On the wooden floor that had been exposed was the outline of what seemed to be a body. It was almost as if someone had been laying there when they died and melted into the wood as they decomposed. I couldn’t tell you how long they had been there, but it was long enough to stain the floor as they rotted away. It was obvious that the smell was coming from that stain on the floor and I was stumped about what to do. So I just went outside, called my wife, and let her know what I had discovered. She was just as shocked as I was about what I had found.

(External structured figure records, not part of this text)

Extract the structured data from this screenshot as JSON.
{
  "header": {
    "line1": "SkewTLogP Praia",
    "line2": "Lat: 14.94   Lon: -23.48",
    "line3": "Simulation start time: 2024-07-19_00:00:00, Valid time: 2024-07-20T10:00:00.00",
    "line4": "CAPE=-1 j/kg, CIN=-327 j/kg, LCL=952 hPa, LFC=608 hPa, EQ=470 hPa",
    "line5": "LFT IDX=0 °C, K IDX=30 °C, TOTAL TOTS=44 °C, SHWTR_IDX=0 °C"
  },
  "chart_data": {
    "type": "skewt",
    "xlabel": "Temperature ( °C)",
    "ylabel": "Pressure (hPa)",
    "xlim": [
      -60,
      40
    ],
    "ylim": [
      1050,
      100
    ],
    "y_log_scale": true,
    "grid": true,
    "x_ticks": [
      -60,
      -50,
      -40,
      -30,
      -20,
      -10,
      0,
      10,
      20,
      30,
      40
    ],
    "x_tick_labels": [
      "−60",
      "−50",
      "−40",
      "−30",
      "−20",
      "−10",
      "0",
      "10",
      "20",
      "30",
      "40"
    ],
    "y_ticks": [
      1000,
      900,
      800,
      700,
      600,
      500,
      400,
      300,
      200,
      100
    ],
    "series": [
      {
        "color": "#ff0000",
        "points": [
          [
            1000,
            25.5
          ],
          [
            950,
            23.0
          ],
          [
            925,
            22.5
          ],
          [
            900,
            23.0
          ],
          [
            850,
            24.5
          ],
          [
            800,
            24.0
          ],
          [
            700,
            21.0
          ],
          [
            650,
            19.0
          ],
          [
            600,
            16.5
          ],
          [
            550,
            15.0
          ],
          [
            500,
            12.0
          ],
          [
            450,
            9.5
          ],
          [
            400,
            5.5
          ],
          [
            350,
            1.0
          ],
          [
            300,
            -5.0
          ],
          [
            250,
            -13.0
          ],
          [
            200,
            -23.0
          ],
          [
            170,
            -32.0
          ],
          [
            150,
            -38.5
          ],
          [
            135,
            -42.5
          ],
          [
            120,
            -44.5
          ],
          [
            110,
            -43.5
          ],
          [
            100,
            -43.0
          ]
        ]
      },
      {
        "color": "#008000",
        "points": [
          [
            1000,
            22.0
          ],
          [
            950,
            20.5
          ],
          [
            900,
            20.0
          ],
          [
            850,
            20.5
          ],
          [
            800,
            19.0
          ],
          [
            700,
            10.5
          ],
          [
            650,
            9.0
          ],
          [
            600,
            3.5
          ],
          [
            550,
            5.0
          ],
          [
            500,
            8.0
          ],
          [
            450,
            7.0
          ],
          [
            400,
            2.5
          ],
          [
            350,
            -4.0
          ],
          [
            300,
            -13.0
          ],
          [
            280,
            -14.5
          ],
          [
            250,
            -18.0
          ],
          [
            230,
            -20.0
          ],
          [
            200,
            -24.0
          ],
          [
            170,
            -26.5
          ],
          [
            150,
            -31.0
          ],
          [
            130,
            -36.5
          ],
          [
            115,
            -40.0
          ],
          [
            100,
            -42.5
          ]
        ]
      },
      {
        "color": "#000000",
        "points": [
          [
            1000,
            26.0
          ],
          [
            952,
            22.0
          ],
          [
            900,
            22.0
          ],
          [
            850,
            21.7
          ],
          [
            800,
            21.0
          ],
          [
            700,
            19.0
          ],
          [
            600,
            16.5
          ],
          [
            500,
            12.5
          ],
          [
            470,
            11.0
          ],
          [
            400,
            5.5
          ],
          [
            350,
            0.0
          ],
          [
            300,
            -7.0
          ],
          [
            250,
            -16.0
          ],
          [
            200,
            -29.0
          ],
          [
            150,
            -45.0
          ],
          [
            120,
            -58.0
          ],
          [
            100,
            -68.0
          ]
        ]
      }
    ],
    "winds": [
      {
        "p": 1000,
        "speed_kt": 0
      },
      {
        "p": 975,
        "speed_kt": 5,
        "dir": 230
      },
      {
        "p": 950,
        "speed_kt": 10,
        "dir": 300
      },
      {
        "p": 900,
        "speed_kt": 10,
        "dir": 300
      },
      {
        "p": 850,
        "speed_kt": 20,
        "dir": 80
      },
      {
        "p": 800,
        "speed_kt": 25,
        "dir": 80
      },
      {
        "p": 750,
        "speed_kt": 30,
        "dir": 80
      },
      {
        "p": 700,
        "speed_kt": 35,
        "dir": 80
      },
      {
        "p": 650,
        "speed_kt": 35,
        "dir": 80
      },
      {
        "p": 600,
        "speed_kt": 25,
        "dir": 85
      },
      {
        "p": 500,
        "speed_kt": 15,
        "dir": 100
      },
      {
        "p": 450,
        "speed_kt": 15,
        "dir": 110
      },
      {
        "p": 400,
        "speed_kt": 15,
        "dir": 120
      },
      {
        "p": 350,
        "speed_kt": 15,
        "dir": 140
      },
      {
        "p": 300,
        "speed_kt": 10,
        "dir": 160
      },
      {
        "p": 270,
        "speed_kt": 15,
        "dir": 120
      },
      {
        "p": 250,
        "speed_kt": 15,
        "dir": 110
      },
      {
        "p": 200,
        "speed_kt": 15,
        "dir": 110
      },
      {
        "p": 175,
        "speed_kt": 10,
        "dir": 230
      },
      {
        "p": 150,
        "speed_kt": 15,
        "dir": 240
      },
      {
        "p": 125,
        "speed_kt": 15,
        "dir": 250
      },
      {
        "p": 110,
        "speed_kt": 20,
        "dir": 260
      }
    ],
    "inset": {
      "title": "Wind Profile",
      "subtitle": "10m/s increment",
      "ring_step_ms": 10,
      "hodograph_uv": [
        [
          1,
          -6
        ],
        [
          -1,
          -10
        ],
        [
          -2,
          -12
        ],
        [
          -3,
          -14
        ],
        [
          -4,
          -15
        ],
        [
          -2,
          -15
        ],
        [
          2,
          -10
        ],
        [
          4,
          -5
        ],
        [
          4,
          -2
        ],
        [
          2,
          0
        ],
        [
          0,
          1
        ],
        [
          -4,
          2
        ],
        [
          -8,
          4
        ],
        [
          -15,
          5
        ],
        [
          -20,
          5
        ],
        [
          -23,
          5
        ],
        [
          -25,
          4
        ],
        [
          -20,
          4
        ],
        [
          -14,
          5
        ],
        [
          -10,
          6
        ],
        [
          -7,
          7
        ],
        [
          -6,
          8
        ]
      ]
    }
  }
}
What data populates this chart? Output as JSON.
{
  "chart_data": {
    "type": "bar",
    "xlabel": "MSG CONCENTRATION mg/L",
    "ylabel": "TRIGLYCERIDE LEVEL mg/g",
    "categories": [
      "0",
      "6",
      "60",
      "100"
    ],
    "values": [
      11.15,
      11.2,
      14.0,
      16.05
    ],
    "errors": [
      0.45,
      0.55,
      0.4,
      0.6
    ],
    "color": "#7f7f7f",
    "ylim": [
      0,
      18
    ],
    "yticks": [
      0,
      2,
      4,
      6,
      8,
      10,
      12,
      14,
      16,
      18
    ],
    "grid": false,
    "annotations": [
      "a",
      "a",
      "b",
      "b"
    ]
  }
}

We managed to get out of the mortgage after we discovered that the previous owners failed to mention to the realtor that their uncle had shot himself in that room while the rest of the family was spending the summer at their vacation home down in the Caribbean. They didn’t find him until they returned, and he had spent the hottest months of the year wasting away. He apparently had mental health issues, and the family all but ignored him. We figured that anyone who would be evil enough not to mention that sort of thing would be inconsiderate to those levels, as sad as it was.

Even stranger, however, is that after I pulled up the carpet and discovered his final resting place, the smell went away. The carpets were still all in the house when we came back to pack up our things, but yet it was like the smell had been washed away. The stain was still there, but somehow uncovering it seemed to “cure” the odor.

We eventually found another nice place in the same area that thankfully was free of any dead body stench. I always wondered, though, was someone or something trying to tell me to look under the carpets? Is that why the smell went away almost as soon as I discovered the source? I’ll probably never know, but I’ll always remember the brief time we lived in that rotten house.